Pada suatu negara, kurikulum diawasi oleh para ahli yang dinaungi secara langsung atau tidak langsung oleh Kementerian Pendidikan (atau sejenisnya).
Kementerian tersebut merupakan representasi dari bagaimana visi-misi bangsa dalam mengelola proses pendidikan yang ada di negaranya.
Visi-misi itu kemudian diterjemahkan dalam berbagai praktik belajar mengajar pada setiap institusi yang bernama sekolah pada berbagai level (dasar, menengah, dan pendidikan tinggi).
Tentu saja setiap level memiliki bobot dan kualitas serta kualifikasinya masing-masing tergantung dari maksud dan tujuannya.
Ketiga, entitas guru. Guru secara sederhana bisa dimaknai sebagai sosok yang melakukan transfer ilmu pengetahuan dan kecakapan formal pada siswanya.
Karena dia memiliki kuasa untuk mentransfer ilmu pengetahuan yang dimilikinya, maka dia juga harus mendapatkan beberapa predikat yang menunjukkan kompetensi dan keahliannya.

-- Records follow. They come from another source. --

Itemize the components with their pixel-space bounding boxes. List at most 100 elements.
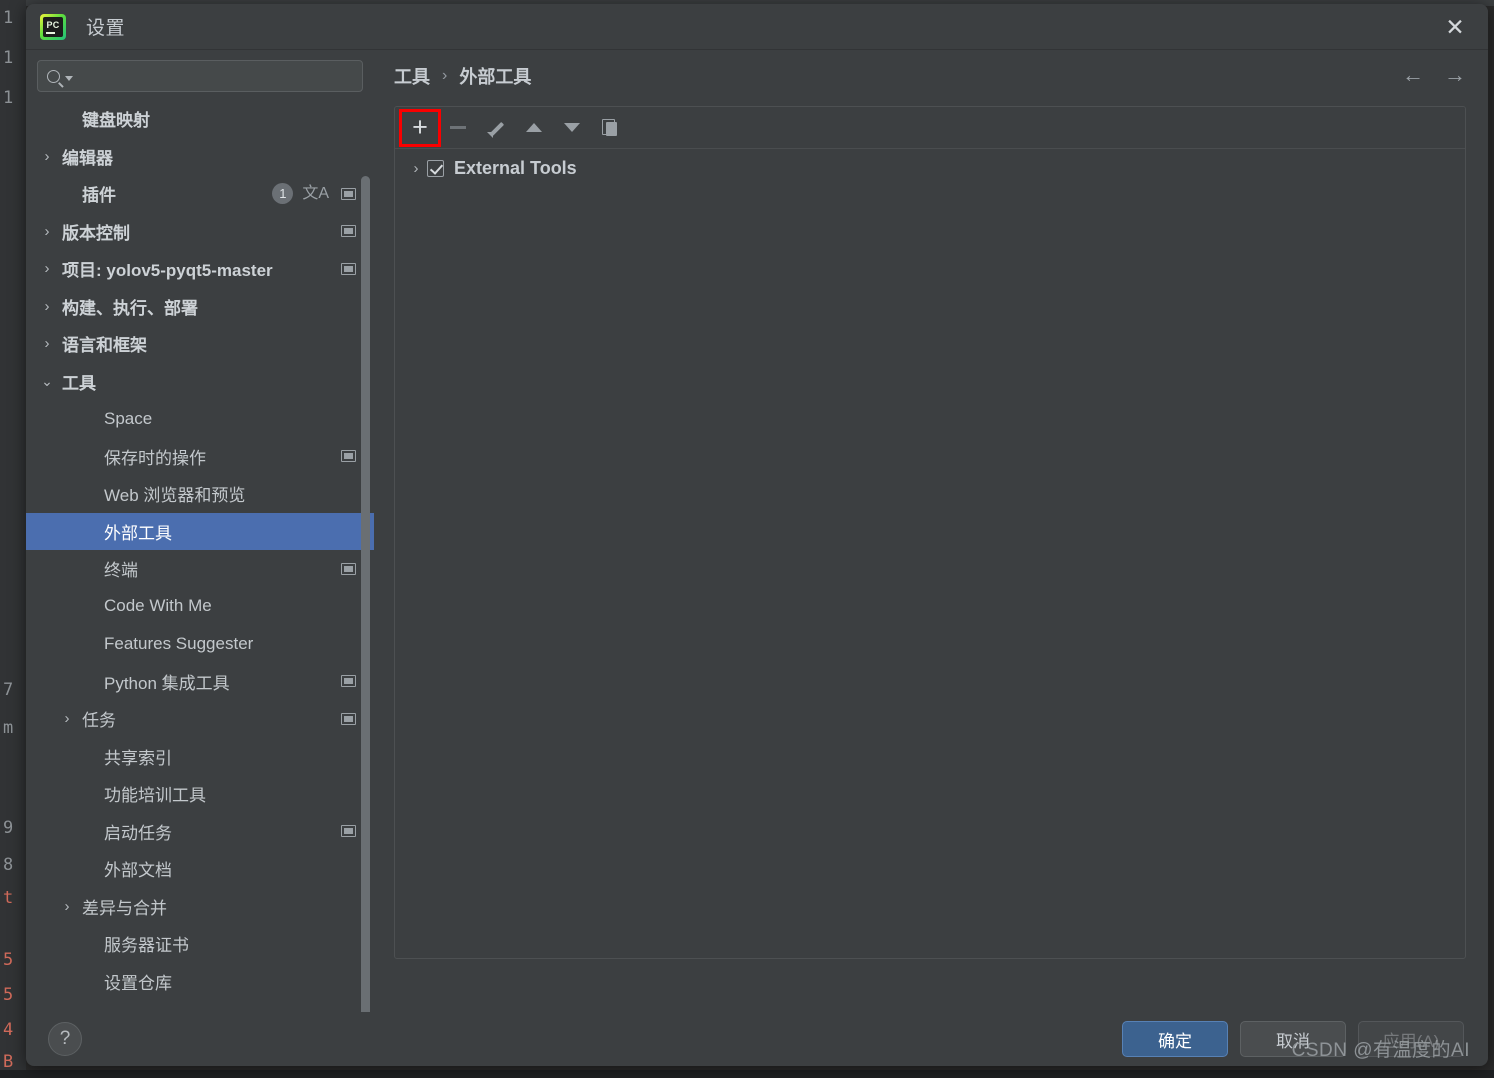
remove-button: [439, 111, 477, 145]
sidebar-item-8[interactable]: Space: [26, 400, 374, 438]
plus-icon: +: [412, 112, 428, 142]
sidebar-item-icons: 1 文A: [272, 183, 356, 205]
chevron-right-icon[interactable]: ›: [40, 261, 54, 276]
sidebar-item-label: 语言和框架: [62, 336, 147, 356]
sidebar-item-10[interactable]: Web 浏览器和预览: [26, 475, 374, 513]
sidebar-item-label: Python 集成工具: [104, 673, 230, 693]
sidebar-item-2[interactable]: 插件 1 文A: [26, 175, 374, 213]
sidebar-item-label: 版本控制: [62, 223, 130, 243]
sidebar-item-icons: [329, 712, 356, 725]
tree-row[interactable]: › External Tools: [395, 149, 1465, 187]
sidebar-item-label: 插件: [82, 186, 116, 206]
chevron-right-icon[interactable]: ›: [40, 299, 54, 314]
gutter-line-3: 7: [3, 680, 14, 700]
screen-icon: [341, 450, 356, 463]
gutter-line-8: 5: [3, 950, 14, 970]
gutter-line-10: 4: [3, 1020, 14, 1040]
sidebar-item-label: 启动任务: [104, 823, 172, 843]
chevron-right-icon[interactable]: ›: [60, 899, 74, 914]
screen-icon: [341, 225, 356, 238]
external-tools-panel: + › External Tools: [394, 106, 1466, 959]
settings-dialog: PC 设置 ✕ 键盘映射 › 编辑器插件 1 文A › 版本控制 › 项目: yolov5-py…: [26, 4, 1488, 1066]
sidebar-item-label: 外部工具: [104, 523, 172, 543]
settings-main-panel: 工具 › 外部工具 ← → + › External Tools: [374, 50, 1488, 1012]
close-icon[interactable]: ✕: [1440, 12, 1470, 42]
sidebar-item-label: 项目: yolov5-pyqt5-master: [62, 261, 273, 281]
chevron-down-icon[interactable]: [65, 75, 73, 81]
sidebar-item-label: 键盘映射: [82, 111, 150, 131]
screen-icon: [341, 675, 356, 688]
sidebar-item-19[interactable]: 启动任务: [26, 813, 374, 851]
sidebar-item-label: 编辑器: [62, 148, 113, 168]
search-container: [26, 50, 374, 100]
dialog-footer: ? 确定 取消 应用(A) CSDN @有温度的AI: [26, 1012, 1488, 1066]
sidebar-item-17[interactable]: 共享索引: [26, 738, 374, 776]
gutter-line-0: 1: [3, 8, 14, 28]
screen-icon: [341, 262, 356, 275]
sidebar-item-20[interactable]: 外部文档: [26, 850, 374, 888]
sidebar-item-label: Features Suggester: [104, 633, 254, 653]
chevron-down-icon[interactable]: ⌄: [40, 374, 54, 388]
breadcrumb-parent[interactable]: 工具: [394, 63, 430, 89]
sidebar-item-1[interactable]: › 编辑器: [26, 138, 374, 176]
sidebar-item-16[interactable]: › 任务: [26, 700, 374, 738]
sidebar-item-label: 工具: [62, 373, 96, 393]
search-input[interactable]: [81, 67, 353, 85]
gutter-line-6: 8: [3, 855, 14, 875]
sidebar-item-icons: [329, 450, 356, 463]
sidebar-item-3[interactable]: › 版本控制: [26, 213, 374, 251]
chevron-right-icon[interactable]: ›: [405, 160, 427, 177]
sidebar-item-label: 终端: [104, 561, 138, 581]
pycharm-logo-icon: PC: [40, 13, 66, 40]
dialog-titlebar: PC 设置 ✕: [26, 4, 1488, 50]
taskbar: [0, 1070, 1494, 1078]
sidebar-item-label: 任务: [82, 711, 116, 731]
sidebar-item-11[interactable]: 外部工具: [26, 512, 374, 550]
sidebar-scrollbar-track[interactable]: [361, 108, 370, 1012]
chevron-right-icon[interactable]: ›: [40, 336, 54, 351]
search-box[interactable]: [37, 60, 363, 92]
sidebar-item-label: 保存时的操作: [104, 448, 206, 468]
chevron-right-icon[interactable]: ›: [60, 711, 74, 726]
sidebar-item-4[interactable]: › 项目: yolov5-pyqt5-master: [26, 250, 374, 288]
screen-icon: [341, 825, 356, 838]
sidebar-item-18[interactable]: 功能培训工具: [26, 775, 374, 813]
gutter-line-4: m: [3, 718, 14, 738]
watermark: CSDN @有温度的AI: [1291, 1040, 1470, 1061]
settings-sidebar: 键盘映射 › 编辑器插件 1 文A › 版本控制 › 项目: yolov5-pyqt5-mast…: [26, 50, 374, 1012]
external-tools-checkbox[interactable]: [427, 159, 444, 177]
dialog-title: 设置: [86, 18, 126, 39]
arrow-right-icon[interactable]: →: [1444, 64, 1466, 86]
sidebar-item-9[interactable]: 保存时的操作: [26, 438, 374, 476]
sidebar-item-5[interactable]: › 构建、执行、部署: [26, 288, 374, 326]
sidebar-item-13[interactable]: Code With Me: [26, 588, 374, 626]
sidebar-item-21[interactable]: › 差异与合并: [26, 888, 374, 926]
sidebar-item-23[interactable]: 设置仓库: [26, 963, 374, 1001]
minus-icon: [450, 126, 466, 129]
chevron-right-icon[interactable]: ›: [40, 149, 54, 164]
chevron-right-icon[interactable]: ›: [40, 224, 54, 239]
sidebar-scrollbar-thumb[interactable]: [361, 176, 370, 1012]
sidebar-item-label: 功能培训工具: [104, 786, 206, 806]
sidebar-item-6[interactable]: › 语言和框架: [26, 325, 374, 363]
help-icon[interactable]: ?: [48, 1022, 82, 1056]
dialog-body: 键盘映射 › 编辑器插件 1 文A › 版本控制 › 项目: yolov5-pyqt5-mast…: [26, 50, 1488, 1012]
add-button[interactable]: +: [399, 108, 441, 147]
sidebar-item-label: 构建、执行、部署: [62, 298, 198, 318]
screen-icon: [341, 712, 356, 725]
sidebar-item-7[interactable]: ⌄ 工具: [26, 363, 374, 401]
sidebar-item-0[interactable]: 键盘映射: [26, 100, 374, 138]
sidebar-item-12[interactable]: 终端: [26, 550, 374, 588]
copy-button: [591, 111, 629, 145]
gutter-line-1: 1: [3, 48, 14, 68]
sidebar-item-14[interactable]: Features Suggester: [26, 625, 374, 663]
sidebar-item-label: 差异与合并: [82, 898, 167, 918]
sidebar-item-22[interactable]: 服务器证书: [26, 925, 374, 963]
sidebar-item-15[interactable]: Python 集成工具: [26, 663, 374, 701]
arrow-left-icon[interactable]: ←: [1402, 64, 1424, 86]
ok-button[interactable]: 确定: [1122, 1021, 1228, 1057]
move-up-button: [515, 111, 553, 145]
sidebar-item-label: 外部文档: [104, 861, 172, 881]
sidebar-tree: 键盘映射 › 编辑器插件 1 文A › 版本控制 › 项目: yolov5-pyqt5-mast…: [26, 100, 374, 1000]
copy-icon: [602, 119, 618, 136]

Di Indonesia, kompetensi dan keahlian direpresentasikan dalam suatu bukti formal sertifikat kompetensi, yang harus dimiliki oleh setiap orang yang memiliki keahlian tersebut.
Hal ini tentu dimaksudkan agar setiap mereka yang diberi beban untuk menjadi pengajar atau guru memiliki standar yang disepakati pada satu kompetensi tertentu.
Hal ini dimaksudkan agar tujuan dari pembelajaran bisa tercapai. Sebab tidak mungkin tujuan dari suatu proses pembelajaran pada institusi pendidikan bisa dicapai dengan baik jika subjek yang harus menyampaikan pelajaran tersebut dianggap tidak memiliki kompetensi di bidangnya.